The Cyber Security Authority (CSA) has announced that effective January 31, 2026, all Cybersecurity Service Providers (CSPs), Cybersecurity Establishments (CEs), and Cybersecurity Professionals (CPs) operating without a valid licence or accreditation will face sanctions.
The directive follows earlier notices issued by the Authority, which required all cybersecurity service providers, establishments and professionals to regularise their operations by obtaining the appropriate licence or accreditation to operate legally in Ghana.
In a statement, the CSA said it will fully enforce the provisions of the Cybersecurity Act, 2020 (Act 1038) as part of its statutory mandate to regulate cybersecurity activities in the country. The Authority explained that any CSP, CE or CP that offers cybersecurity services without approval from the CSA will be acting in violation of Section 49(1) of the Act.
Such offenders, the Authority warned, will be subjected to the full rigours of the law, including criminal prosecution and administrative penalties, as provided under Section 49(2) of Act 1038.
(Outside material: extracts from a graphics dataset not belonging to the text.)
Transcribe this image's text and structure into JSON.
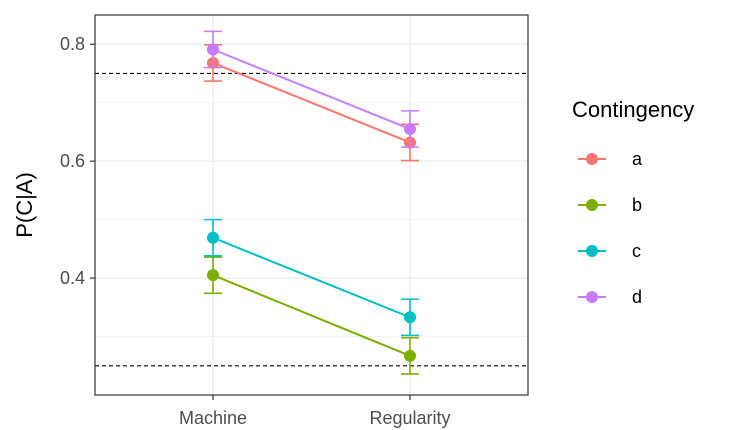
{
  "chart_data": {
    "type": "line",
    "title": "",
    "xlabel": "",
    "ylabel": "P(C|A)",
    "categories": [
      "Machine",
      "Regularity"
    ],
    "ylim": [
      0.2,
      0.85
    ],
    "yticks": [
      0.4,
      0.6,
      0.8
    ],
    "reference_lines": [
      0.75,
      0.25
    ],
    "grid": true,
    "legend": {
      "title": "Contingency",
      "position": "right"
    },
    "series": [
      {
        "name": "a",
        "color": "#F8766D",
        "values": [
          0.768,
          0.632
        ],
        "lower": [
          0.737,
          0.601
        ],
        "upper": [
          0.799,
          0.663
        ]
      },
      {
        "name": "b",
        "color": "#7CAE00",
        "values": [
          0.405,
          0.267
        ],
        "lower": [
          0.374,
          0.236
        ],
        "upper": [
          0.436,
          0.298
        ]
      },
      {
        "name": "c",
        "color": "#00BFC4",
        "values": [
          0.469,
          0.333
        ],
        "lower": [
          0.438,
          0.302
        ],
        "upper": [
          0.5,
          0.364
        ]
      },
      {
        "name": "d",
        "color": "#C77CFF",
        "values": [
          0.791,
          0.655
        ],
        "lower": [
          0.76,
          0.624
        ],
        "upper": [
          0.822,
          0.686
        ]
      }
    ]
  }
}
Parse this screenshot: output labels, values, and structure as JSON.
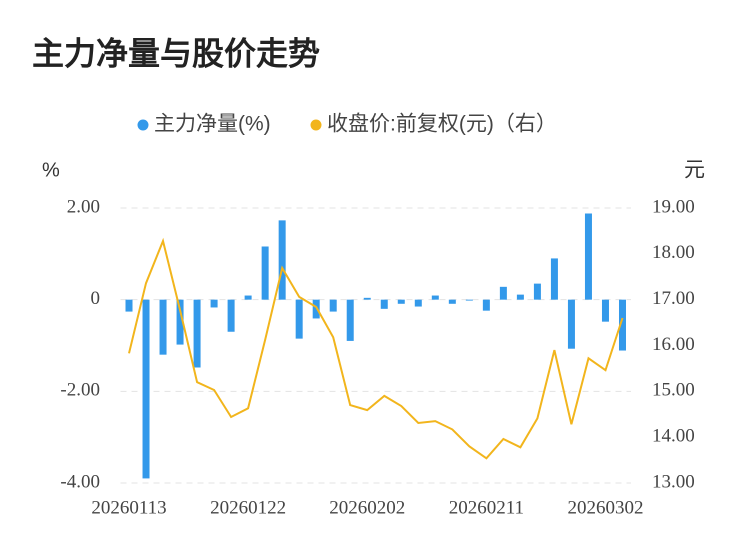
{
  "chart_data": {
    "type": "bar_line",
    "title": "主力净量与股价走势",
    "y_unit": "%",
    "y2_unit": "元",
    "categories": [
      "20260113",
      null,
      null,
      null,
      null,
      null,
      null,
      "20260122",
      null,
      null,
      null,
      null,
      null,
      null,
      "20260202",
      null,
      null,
      null,
      null,
      null,
      null,
      "20260211",
      null,
      null,
      null,
      null,
      null,
      null,
      "20260302",
      null
    ],
    "series": [
      {
        "name": "主力净量(%)",
        "type": "bar",
        "color": "#3399ea",
        "values": [
          -0.26,
          -3.9,
          -1.2,
          -0.98,
          -1.48,
          -0.17,
          -0.7,
          0.09,
          1.16,
          1.73,
          -0.85,
          -0.41,
          -0.26,
          -0.9,
          0.04,
          -0.2,
          -0.09,
          -0.15,
          0.09,
          -0.09,
          -0.02,
          -0.24,
          0.28,
          0.11,
          0.35,
          0.9,
          -1.07,
          1.88,
          -0.48,
          -1.11
        ]
      },
      {
        "name": "收盘价:前复权(元)（右）",
        "type": "line",
        "axis": "y2",
        "color": "#f2b51c",
        "values": [
          15.83,
          17.36,
          18.28,
          16.77,
          15.2,
          15.03,
          14.44,
          14.63,
          16.12,
          17.69,
          17.06,
          16.84,
          16.18,
          14.7,
          14.59,
          14.9,
          14.68,
          14.31,
          14.35,
          14.17,
          13.8,
          13.54,
          13.96,
          13.78,
          14.41,
          15.9,
          14.28,
          15.72,
          15.46,
          16.6
        ]
      }
    ],
    "ylim": [
      -4,
      2
    ],
    "yticks": [
      {
        "value": -4,
        "label": "-4.00"
      },
      {
        "value": -2,
        "label": "-2.00"
      },
      0,
      {
        "value": 2,
        "label": "2.00"
      }
    ],
    "y2lim": [
      13,
      19
    ],
    "y2ticks": [
      {
        "value": 13,
        "label": "13.00"
      },
      {
        "value": 14,
        "label": "14.00"
      },
      {
        "value": 15,
        "label": "15.00"
      },
      {
        "value": 16,
        "label": "16.00"
      },
      {
        "value": 17,
        "label": "17.00"
      },
      {
        "value": 18,
        "label": "18.00"
      },
      {
        "value": 19,
        "label": "19.00"
      }
    ],
    "grid": true
  }
}
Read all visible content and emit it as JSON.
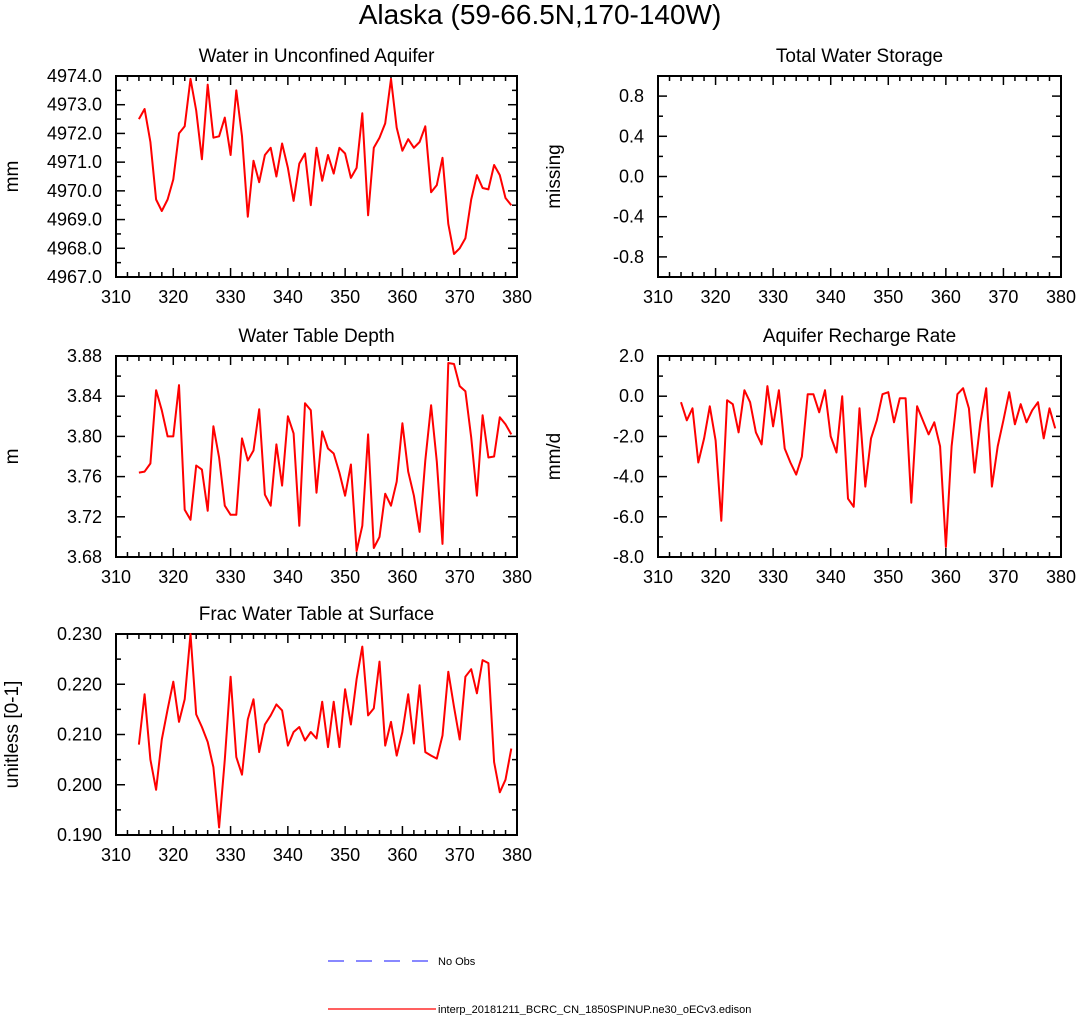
{
  "title": "Alaska (59-66.5N,170-140W)",
  "colors": {
    "model": "#ff0000",
    "obs": "#4040ff",
    "axis": "#000000"
  },
  "legend": [
    {
      "label": "No Obs",
      "style": "dashed",
      "color": "#4040ff"
    },
    {
      "label": "interp_20181211_BCRC_CN_1850SPINUP.ne30_oECv3.edison",
      "style": "solid",
      "color": "#ff0000"
    }
  ],
  "chart_data": [
    {
      "type": "line",
      "title": "Water in Unconfined Aquifer",
      "ylabel": "mm",
      "xlim": [
        310,
        380
      ],
      "ylim": [
        4967,
        4974
      ],
      "xticks": [
        "310",
        "320",
        "330",
        "340",
        "350",
        "360",
        "370",
        "380"
      ],
      "yticks": [
        "4967.0",
        "4968.0",
        "4969.0",
        "4970.0",
        "4971.0",
        "4972.0",
        "4973.0",
        "4974.0"
      ],
      "x_start": 314,
      "series": [
        {
          "values": [
            4972.5,
            4972.85,
            4971.7,
            4969.7,
            4969.3,
            4969.7,
            4970.4,
            4972.0,
            4972.25,
            4973.9,
            4972.8,
            4971.1,
            4973.7,
            4971.85,
            4971.9,
            4972.55,
            4971.25,
            4973.5,
            4971.9,
            4969.1,
            4971.05,
            4970.3,
            4971.25,
            4971.5,
            4970.5,
            4971.65,
            4970.8,
            4969.65,
            4970.95,
            4971.3,
            4969.5,
            4971.5,
            4970.35,
            4971.25,
            4970.6,
            4971.5,
            4971.3,
            4970.45,
            4970.8,
            4972.7,
            4969.15,
            4971.5,
            4971.85,
            4972.35,
            4973.9,
            4972.2,
            4971.4,
            4971.8,
            4971.5,
            4971.7,
            4972.25,
            4969.95,
            4970.2,
            4971.15,
            4968.85,
            4967.8,
            4968.0,
            4968.35,
            4969.7,
            4970.55,
            4970.1,
            4970.05,
            4970.9,
            4970.55,
            4969.75,
            4969.5
          ]
        }
      ]
    },
    {
      "type": "line",
      "title": "Total Water Storage",
      "ylabel": "missing",
      "xlim": [
        310,
        380
      ],
      "ylim": [
        -1,
        1
      ],
      "xticks": [
        "310",
        "320",
        "330",
        "340",
        "350",
        "360",
        "370",
        "380"
      ],
      "yticks": [
        "-0.8",
        "-0.4",
        "0.0",
        "0.4",
        "0.8"
      ],
      "yticks_values": [
        -0.8,
        -0.4,
        0,
        0.4,
        0.8
      ],
      "x_start": 314,
      "series": []
    },
    {
      "type": "line",
      "title": "Water Table Depth",
      "ylabel": "m",
      "xlim": [
        310,
        380
      ],
      "ylim": [
        3.68,
        3.88
      ],
      "xticks": [
        "310",
        "320",
        "330",
        "340",
        "350",
        "360",
        "370",
        "380"
      ],
      "yticks": [
        "3.68",
        "3.72",
        "3.76",
        "3.80",
        "3.84",
        "3.88"
      ],
      "x_start": 314,
      "series": [
        {
          "values": [
            3.764,
            3.765,
            3.773,
            3.846,
            3.826,
            3.8,
            3.8,
            3.851,
            3.727,
            3.717,
            3.771,
            3.767,
            3.726,
            3.81,
            3.779,
            3.731,
            3.722,
            3.722,
            3.798,
            3.776,
            3.786,
            3.827,
            3.742,
            3.731,
            3.792,
            3.751,
            3.82,
            3.803,
            3.711,
            3.833,
            3.826,
            3.744,
            3.805,
            3.788,
            3.783,
            3.764,
            3.741,
            3.772,
            3.686,
            3.711,
            3.802,
            3.689,
            3.7,
            3.743,
            3.731,
            3.755,
            3.813,
            3.765,
            3.741,
            3.705,
            3.776,
            3.831,
            3.775,
            3.693,
            3.873,
            3.872,
            3.85,
            3.845,
            3.799,
            3.741,
            3.821,
            3.779,
            3.78,
            3.819,
            3.812,
            3.802
          ]
        }
      ]
    },
    {
      "type": "line",
      "title": "Aquifer Recharge Rate",
      "ylabel": "mm/d",
      "xlim": [
        310,
        380
      ],
      "ylim": [
        -8,
        2
      ],
      "xticks": [
        "310",
        "320",
        "330",
        "340",
        "350",
        "360",
        "370",
        "380"
      ],
      "yticks": [
        "-8.0",
        "-6.0",
        "-4.0",
        "-2.0",
        "0.0",
        "2.0"
      ],
      "x_start": 314,
      "series": [
        {
          "values": [
            -0.3,
            -1.2,
            -0.6,
            -3.3,
            -2.1,
            -0.5,
            -2.2,
            -6.2,
            -0.2,
            -0.4,
            -1.8,
            0.3,
            -0.3,
            -1.8,
            -2.4,
            0.5,
            -1.5,
            0.3,
            -2.6,
            -3.3,
            -3.9,
            -3.0,
            0.1,
            0.1,
            -0.8,
            0.3,
            -2.0,
            -2.8,
            0.0,
            -5.1,
            -5.5,
            -0.6,
            -4.5,
            -2.1,
            -1.2,
            0.1,
            0.2,
            -1.3,
            -0.1,
            -0.1,
            -5.3,
            -0.5,
            -1.2,
            -1.9,
            -1.3,
            -2.5,
            -7.5,
            -2.5,
            0.1,
            0.4,
            -0.6,
            -3.8,
            -1.3,
            0.4,
            -4.5,
            -2.5,
            -1.2,
            0.2,
            -1.4,
            -0.4,
            -1.3,
            -0.7,
            -0.3,
            -2.1,
            -0.6,
            -1.6
          ]
        }
      ]
    },
    {
      "type": "line",
      "title": "Frac Water Table at Surface",
      "ylabel": "unitless [0-1]",
      "xlim": [
        310,
        380
      ],
      "ylim": [
        0.19,
        0.23
      ],
      "xticks": [
        "310",
        "320",
        "330",
        "340",
        "350",
        "360",
        "370",
        "380"
      ],
      "yticks": [
        "0.190",
        "0.200",
        "0.210",
        "0.220",
        "0.230"
      ],
      "x_start": 314,
      "series": [
        {
          "values": [
            0.208,
            0.218,
            0.205,
            0.199,
            0.209,
            0.215,
            0.2205,
            0.2125,
            0.217,
            0.23,
            0.214,
            0.2115,
            0.2085,
            0.2035,
            0.1915,
            0.205,
            0.2215,
            0.2055,
            0.202,
            0.213,
            0.217,
            0.2065,
            0.212,
            0.2138,
            0.216,
            0.2148,
            0.2078,
            0.2105,
            0.2115,
            0.2088,
            0.2105,
            0.2092,
            0.2165,
            0.2075,
            0.2165,
            0.2075,
            0.219,
            0.212,
            0.221,
            0.2275,
            0.2138,
            0.2152,
            0.2245,
            0.2078,
            0.2125,
            0.2058,
            0.2105,
            0.218,
            0.2082,
            0.2198,
            0.2065,
            0.2058,
            0.2052,
            0.2098,
            0.2225,
            0.2155,
            0.209,
            0.2215,
            0.223,
            0.2182,
            0.2248,
            0.2242,
            0.2045,
            0.1985,
            0.201,
            0.2072
          ]
        }
      ]
    }
  ]
}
The CSA has therefore advised institutions, organisations and individuals to ensure they engage only CSA-licensed Cybersecurity Service Providers and CSA-accredited Cybersecurity Establishments and Professionals to avoid exposure to legal and security risks.
As part of efforts to promote transparency and compliance, the Authority announced that it will, in the coming days, publish a comprehensive list of all licensed and accredited CSPs, CEs and CPs, in line with international best practices.
Members of the public are also encouraged to independently verify the licence or accreditation status of any cybersecurity entity or professional by authenticating certificate numbers via the Authority’s official portal at https://www.csa.gov.gh/licence.
For further clarification, the Cyber Security Authority may be contacted through compliance@csa.gov.gh or by telephone on 0531140408.
The CSA reiterated its commitment to strengthening Ghana’s cybersecurity ecosystem and ensuring strict compliance with the law to protect critical information infrastructure and digital services nationwide.